Grande Curitiba

Confirmadas mensagens para auxílio ao setor cultural e de eventos

Os projetos do Executivo dispõem sobre a reaplicação de R$ 2,7 mi da Lei Aldir Blanc e a moratória, até o final do ano, para 13 atividades econômicas.
24 de agosto de 2021 às 16:21
(Foto: Rodrigo Fonseca/CMC)

A Câmara Municipal de Curitiba (CMC) ratificou, em segundas votações unânimes, mensagens do Executivo para o auxílio dos setores cultural e de eventos – que estão entre os segmentos mais afetados pela pandemia da covid-19. Um dos projetos confirmados na sessão híbrida desta terça-feira (24) viabiliza a reaplicação de R$ 2,7 milhões destinados ao apoio de projetos culturais, via Lei Aldir Blanc. Na outra proposta, são suspensas, até o final do ano, dívidas das empresas de eventos culturais com Prefeitura de Curitiba. As duas iniciativas tramitaram em regime de urgência.

Para autorizar a aplicação das “sobras” das verbas destinadas pelo governo federal para projetos culturais, via Lei Aldir Blanc, a matéria altera trecho da lei complementar 57/2005, referente ao Fundo Municipal de Cultura (FMC). A proposição recebeu 36 votos favoráveis e será encaminhada para a sanção do Poder Executivo (002.00014.2021).

Em setembro de 2020, a cidade recebeu R$ 11,9 milhões da União, dos quais R$ 9,2 milhões foram direcionados a projetos culturais selecionados pela Fundação Cultural de Curitiba (FCC).
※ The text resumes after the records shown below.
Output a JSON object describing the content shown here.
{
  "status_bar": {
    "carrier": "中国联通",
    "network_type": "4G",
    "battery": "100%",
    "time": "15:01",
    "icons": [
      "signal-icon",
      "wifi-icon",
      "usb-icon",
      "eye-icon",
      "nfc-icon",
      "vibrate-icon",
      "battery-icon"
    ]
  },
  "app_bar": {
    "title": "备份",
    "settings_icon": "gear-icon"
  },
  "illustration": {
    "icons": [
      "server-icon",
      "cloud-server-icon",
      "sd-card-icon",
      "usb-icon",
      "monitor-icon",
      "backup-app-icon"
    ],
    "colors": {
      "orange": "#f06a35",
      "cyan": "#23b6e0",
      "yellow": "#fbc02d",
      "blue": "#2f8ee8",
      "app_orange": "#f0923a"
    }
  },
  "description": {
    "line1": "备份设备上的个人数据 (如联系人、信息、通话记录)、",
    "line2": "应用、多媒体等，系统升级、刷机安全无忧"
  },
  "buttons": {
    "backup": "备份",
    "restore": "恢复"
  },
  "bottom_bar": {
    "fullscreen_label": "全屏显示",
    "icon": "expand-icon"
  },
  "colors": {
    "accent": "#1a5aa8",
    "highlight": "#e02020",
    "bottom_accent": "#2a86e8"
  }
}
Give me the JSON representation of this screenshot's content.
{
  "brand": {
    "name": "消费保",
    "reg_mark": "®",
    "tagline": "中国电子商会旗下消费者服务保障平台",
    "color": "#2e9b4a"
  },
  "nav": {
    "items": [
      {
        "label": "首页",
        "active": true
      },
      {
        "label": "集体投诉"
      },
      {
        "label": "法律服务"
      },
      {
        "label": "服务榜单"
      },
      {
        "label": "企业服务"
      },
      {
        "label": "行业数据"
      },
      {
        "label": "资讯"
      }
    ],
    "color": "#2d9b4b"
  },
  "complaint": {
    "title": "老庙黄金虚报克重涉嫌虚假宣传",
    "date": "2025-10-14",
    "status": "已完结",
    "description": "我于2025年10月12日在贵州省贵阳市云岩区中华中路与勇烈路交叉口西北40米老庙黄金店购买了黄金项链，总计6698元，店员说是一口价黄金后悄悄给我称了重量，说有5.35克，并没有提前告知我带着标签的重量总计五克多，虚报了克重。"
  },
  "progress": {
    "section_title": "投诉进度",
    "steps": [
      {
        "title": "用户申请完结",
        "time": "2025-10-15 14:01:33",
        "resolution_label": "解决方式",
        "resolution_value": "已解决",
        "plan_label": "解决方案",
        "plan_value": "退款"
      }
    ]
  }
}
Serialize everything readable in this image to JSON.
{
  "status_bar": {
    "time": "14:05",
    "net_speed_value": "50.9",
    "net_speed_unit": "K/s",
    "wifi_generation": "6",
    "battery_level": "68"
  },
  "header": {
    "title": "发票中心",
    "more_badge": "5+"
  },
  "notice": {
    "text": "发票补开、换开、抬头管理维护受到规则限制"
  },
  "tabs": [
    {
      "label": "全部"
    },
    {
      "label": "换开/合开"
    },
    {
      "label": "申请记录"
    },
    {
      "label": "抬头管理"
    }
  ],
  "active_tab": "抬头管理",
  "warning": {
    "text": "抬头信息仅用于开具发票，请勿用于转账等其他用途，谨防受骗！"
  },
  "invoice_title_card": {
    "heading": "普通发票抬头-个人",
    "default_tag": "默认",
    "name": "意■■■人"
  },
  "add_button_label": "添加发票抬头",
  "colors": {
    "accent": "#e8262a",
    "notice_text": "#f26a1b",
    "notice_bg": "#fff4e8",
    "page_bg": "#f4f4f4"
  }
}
Com o novo prazo, estabelecido em decreto federal de julho passado, o Executivo terá até o diz 31 de dezembro para destinar o saldo remanescente, de R$ 2,7 milhões, a ações emergenciais de apoio ao setor cultural.

A mensagem diz que a aplicação dos recursos deverá ser feita dentro das determinações da lei federal 14.017/2020, por meio de seleção pública, no formato de subsídio mensal ou editais com propósito específico. No debate em primeiro turno, nessa segunda-feira (23), o presidente da CMC, Tico Kuzma (Pros), destacou o entendimento para o regime de urgência, necessário para dar agilidade à votação para beneficiar um dos setores mais afetados pela pandemia.

Conforme Kuzma, a demora para a publicação e a regulamentação da Lei Aldir Blanc, além das dificuldades intrínsecas à própria pandemia, deixaram o Município com pouco tempo para operacionalizar a distribuição dos recursos. Nessa segunda, o Executivo encaminhou nova proposição à Casa, conforme demanda dos vereadores, para desburocratizar o acesso aos editais (005.00233.2021).

Moratória de dívidas

Também em segundo turno unânime, com 36 votos favoráveis, os vereadores de Curitiba avalizaram o projeto de lei que dispõe sobre a moratória às empresas de eventos culturais (005.00204.2021). O objetivo é desobstruir o acesso às certidões negativas que as instituições financeiras exigem para a concessão de empréstimos, por exemplo.

O texto autoriza as empresas a emitirem junto ao Processo Eletrônico de Curitiba (Procec), até o dia 31 de dezembro, “a Certidão Positiva com Efeitos de Negativa de Débitos Tributários e Dívida Ativa Municipal, de que trata o artigo 6º do decreto 619/2021”. Caberá à Procuradoria-Geral do Município (PGM) ou à Secretaria Municipal de Finanças o bloqueio dos débitos vencidos, como forma de viabilizar a emissão da certidão de pessoa jurídica – assim como o respectivo desbloqueio, a partir de janeiro de 2022.

A redação original trazia 12 atividades econômicas: gestão de espaços artísticos; produção de espetáculos circenses, de dança, de música, de teatro e de eventos esportivos; serviços de música ao vivo e mecânica; organização de feiras e congressos; exibição cinematográfica; drive-ins; e casas de festas e eventos. Emenda aditiva, assinada por sete vereadores, incluiu no texto os clubes sociais e esportivos.

Líder do prefeito na CMC, Pier Petruzziello (PTB) explicou que a demanda partiu de empresários do segmento, a partir de dificuldades para a obtenção de empréstimos. Também salientou que a mensagem não trata do perdão de dívidas com o Município, mas de um fôlego maior às empresas, que até o final do ano também ficarão fora da dívida ativa. Diferentemente do Refic (parcelamento), completou Amália Tortato (Novo), também na discussão em primeiro turno, a moratória é “uma pausa na dívida”.